Background. In-hospital reduction of low-density lipoprotein cholesterol (LDL-C) levels following the acute coronary syndrome (ACS) is recommended in the current clinical guidelines. However, the efficacy of proprotein convertase subtilisin-kexin type 9 (PCSK9) inhibitors (Evolocumab) in these patients undergoing surgical coronary revascularization has not been demonstrated.

Methods. From January 2022 to June 2023, we analyzed 74 patients presenting with ACS whose LDL-C levels were higher than guideline-recommended targets and underwent coronary bypass surgery. In the first period (January 2022- January 2023), the patients increased the Statin dosage and/or added Ezetimibe (Group STEZE 43 patients). At a later time (February 2023 – July 2023), the patients received not only Statin and ezetimibe but also evolocumab 140 mg every 2 weeks started as early as possible (Group STEVO 31 patients). One and three months after discharge the patients underwent a clinical and laboratory control with evaluation of the efficacy lipid measurements and every adverse event.

Results. The two groups not differ in terms of risk factors as mean age (STEVO: 68.5±6.8 y.o. vs. STEZE 70±7.4 y.o. p=0.38), Diabetes (STEVO: 12-38.7% vs. STEZE 18-41.8%, p=0.79), previous myocardial infarction (STEVO: 7-22.6% vs. STEZE 10-23.2%, p=0.91) and Euroscore II (STEVO: 2.14±0.75 vs. STEZE 2.05±0.6, p=0.29). Also in terms of ACS (ST-, Instable angina or NSTE) and time of symptom onset, there is no difference between groups. Most patients (74.4% in STEZE and 71% in STEVO, p=0.88) were on no statin at baseline. Cholesterol, LDL-C and HDL trends from preprocedural to 3 months follow up in both groups demonstrating a more significative reduction in LDL-C and Cholesterol in STEVO group and no difference in HDL-C raising. No deaths were reported. In 3 STEZE group a recurrence of angina poses the need of re-revascularization. No of STEVO patients occur one major adverse event. The statistic difference in terms of these serious events 7% in STEZE vs. 0% in STEVO was not significant (p=0.26).

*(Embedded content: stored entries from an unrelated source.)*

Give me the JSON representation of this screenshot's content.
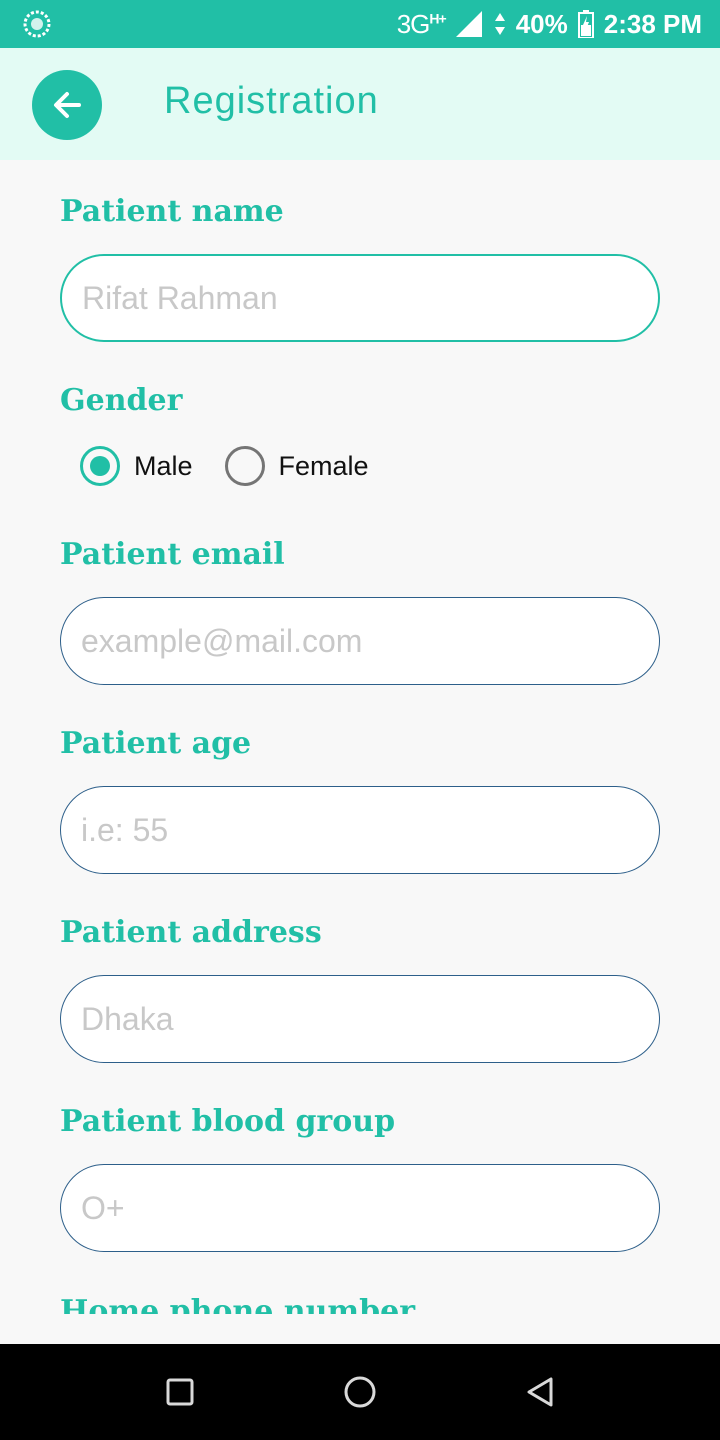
{
  "status_bar": {
    "network": "3G",
    "network_sup": "H+",
    "battery": "40%",
    "time": "2:38 PM"
  },
  "app_bar": {
    "title": "Registration",
    "back_icon": "arrow-left-icon"
  },
  "form": {
    "patient_name": {
      "label": "Patient name",
      "placeholder": "Rifat Rahman",
      "value": ""
    },
    "gender": {
      "label": "Gender",
      "options": [
        {
          "label": "Male",
          "checked": true
        },
        {
          "label": "Female",
          "checked": false
        }
      ]
    },
    "patient_email": {
      "label": "Patient email",
      "placeholder": "example@mail.com",
      "value": ""
    },
    "patient_age": {
      "label": "Patient age",
      "placeholder": "i.e: 55",
      "value": ""
    },
    "patient_address": {
      "label": "Patient address",
      "placeholder": "Dhaka",
      "value": ""
    },
    "patient_blood_group": {
      "label": "Patient blood group",
      "placeholder": "O+",
      "value": ""
    },
    "home_phone": {
      "label": "Home phone number"
    }
  },
  "colors": {
    "accent": "#21BFA6",
    "app_bar_bg": "#E3FBF4",
    "input_border": "#2D5F8A"
  }
}
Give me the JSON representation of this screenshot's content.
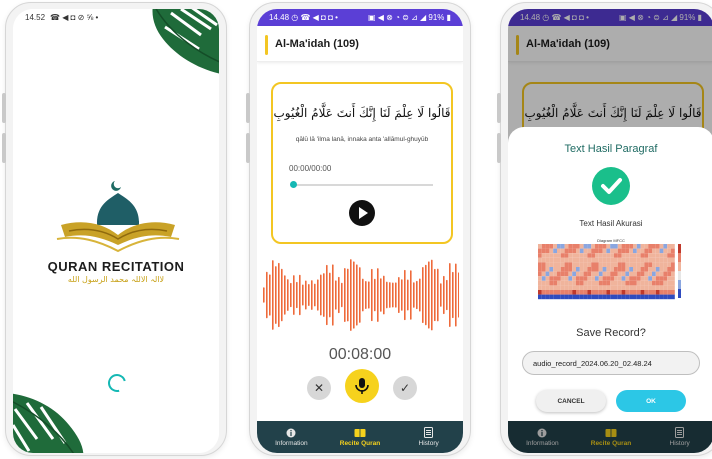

Conclusions. Evolocumab initiated “as soon as possible” in ACS submitted to CABG with high-intensity statin therapy and ezetimibe was well tolerated and resulted in a substantial reduction in LDL-C levels at dismission, 1 and 3 months. This laboratory result is associated with a reduction in repeated-revascularization.